Over 900 million women infected with tuberculosis globally

27 Sep, 2005

Tuberculosis (TB) is the single biggest infectious killer of women, as over 900 million women, mainly between the ages of 15-44 years, are infected with TB world-wide, out of whom one million will die and 2.5 million will get sick this year.
This was revealed by speakers in the 23rd International Conference on Tuberculosis and Lung Diseases, held with the theme of 'Stop TB-Lung health for All' here on Monday. Pakistan Anti-TB Association in collaboration with Pakistan TB Control Programme and Pakistan Chest Society organised the moot.
Principal, King Edward Medical College, Professor Dr Mumtaz Hasan was the chief guest at the inaugural session of the moot.
About 200 foreign delegates from 18 countries, besides 500 delegates from across the country, are participating in the moot, which was designed and developed for the Saarc countries that bears 40 percent of case load of TB patients of the world, said Chaudhry Muhammad Nawaz, chairman of the organising committee and President International Union Against Tuberculosis and Lung Diseases (IUATLD) Eastern Region.
Pakistan Anti-TB Association (PATA), an NGO started its functions in 1956, with donation of Rs 15,000 from Mohtarma Fatima Jinnah with only one treatment centre in Lahore. Today, the country has 84 diagnostic centres, the largest infrastructure in private sector. In these diagnostic centres, DOTS services are being provided to TB patients. PATA has proved itself to be strong partner of National TB Control Programme in the process of DOTS implementation, he added.

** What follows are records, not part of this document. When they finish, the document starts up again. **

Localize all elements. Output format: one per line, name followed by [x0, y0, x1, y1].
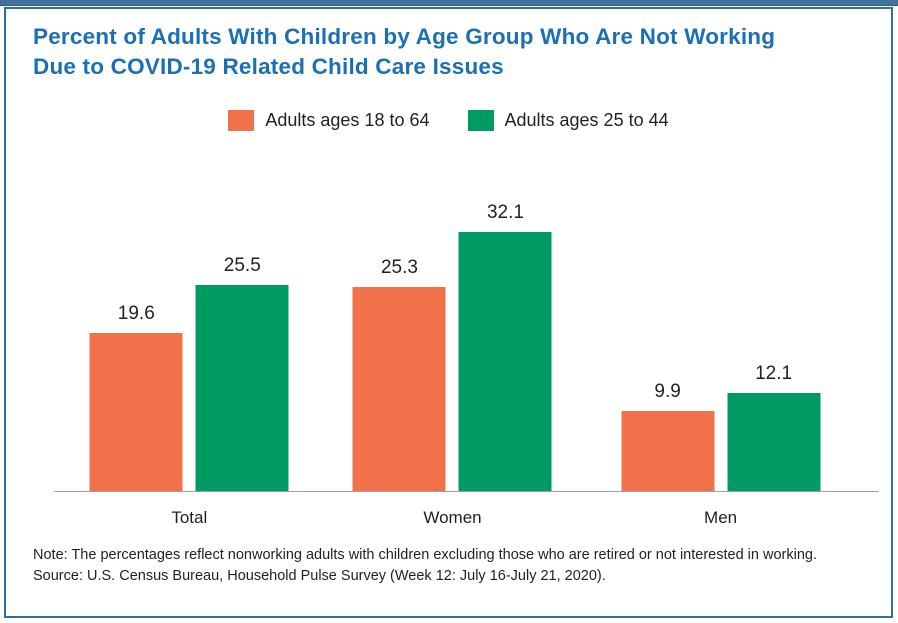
source-text: Source: U.S. Census Bureau, Household Pu… [33, 568, 606, 584]
axis-label-total: Total [171, 508, 208, 527]
bar-women-adults-ages-25-to-44 [458, 232, 552, 491]
bar-group-total: 19.6 25.5 [89, 255, 289, 491]
bar-men-adults-ages-25-to-44 [727, 393, 821, 491]
bar-value-label: 9.9 [654, 381, 681, 402]
bar-value-label: 25.5 [223, 255, 261, 276]
bar-value-label: 25.3 [380, 257, 418, 278]
note-text: Note: The percentages reflect nonworking… [33, 547, 817, 563]
legend-swatch-icon [228, 109, 255, 131]
legend-label: Adults ages 25 to 44 [504, 109, 669, 130]
x-axis-labels: Total Women Men [54, 492, 879, 536]
legend-item-adults-ages-25-to-44: Adults ages 25 to 44 [467, 109, 669, 131]
bar-women-adults-ages-18-to-64 [352, 287, 446, 491]
bar-men-adults-ages-18-to-64 [621, 411, 715, 491]
chart-title: Percent of Adults With Children by Age G… [33, 22, 861, 82]
chart-title-line1: Percent of Adults With Children by Age G… [33, 24, 776, 49]
chart-title-line2: Due to COVID-19 Related Child Care Issue… [33, 54, 504, 79]
bar-column: 32.1 [458, 202, 552, 491]
bar-total-adults-ages-25-to-44 [195, 285, 289, 491]
bar-group-women: 25.3 32.1 [352, 202, 552, 491]
legend-item-adults-ages-18-to-64: Adults ages 18 to 64 [228, 109, 430, 131]
bar-column: 25.5 [195, 255, 289, 491]
legend-label: Adults ages 18 to 64 [265, 109, 430, 130]
x-axis-line [54, 491, 879, 492]
bar-group-men: 9.9 12.1 [621, 363, 821, 491]
axis-label-men: Men [704, 508, 738, 527]
top-rule [0, 0, 898, 6]
bar-column: 19.6 [89, 303, 183, 491]
bar-value-label: 19.6 [117, 303, 155, 324]
legend-swatch-icon [467, 109, 494, 131]
chart-footnotes: Note: The percentages reflect nonworking… [33, 545, 861, 587]
bar-column: 12.1 [727, 363, 821, 491]
chart-legend: Adults ages 18 to 64 Adults ages 25 to 44 [6, 109, 891, 131]
bar-value-label: 12.1 [755, 363, 793, 384]
bar-value-label: 32.1 [486, 202, 524, 223]
axis-label-women: Women [423, 508, 482, 527]
bar-total-adults-ages-18-to-64 [89, 333, 183, 491]
bar-column: 25.3 [352, 257, 446, 491]
chart-container: Percent of Adults With Children by Age G… [4, 7, 893, 618]
bar-column: 9.9 [621, 381, 715, 491]
bar-chart-plot: 19.6 25.5 25.3 32.1 9.9 12.1 [54, 180, 879, 492]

It is pertinent to mention that participation from Saarc countries in this moot remained encouraging, as 50 speakers and scholars are participating from Bangladesh, 15 from Nepal, and 10 from India which reflects the level of interest that civil society as well the governments are taking to combat this dreadful disease, he maintained.
Addressing the conference, the speakers revealed that TB accounts for 9-percent of deaths among women between the ages of 15 and 44 years compared with war, which accounts for 4 percent, HIV and heart diseases 3-percent each. 'Women of reproductive age are more susceptible to sickness once infected with TB. Women in this age group are also at greater risk of developing HIV infection.
TB kills more women than any single cause of maternal mortality and in some parts of the world, the stigma attached to TB leads to isolation, abandonment and divorce of women', they added.
DOTS (Directly Observed Treatment, Short Course) are the WHO recommended strategy for the detection and cure of TB that combines five elements: political commitment, microscopy services, drugs supplies, monitoring system and direct observations of treatment.
DOTS can add years of life to an HIV-positive person and TB drug treatment can be as effective in curing TB in HIV-positive as in HIV-negative TB patients. If WHO targets to detect 70 percent and cure 85 percent of TB cases are met by 2010, at least one-quarter of TB cases and one quarter of TB deaths could be prevented in the next two decade, they added.
Manager, National TB Control Programme, Dr Syed Karam Shah, IUATLD Executive Director Dr Nils E. Billo, Professor Dr Shamshad Rasool Awan and Kunwar M. Idrees Khan also spoke on this occasion.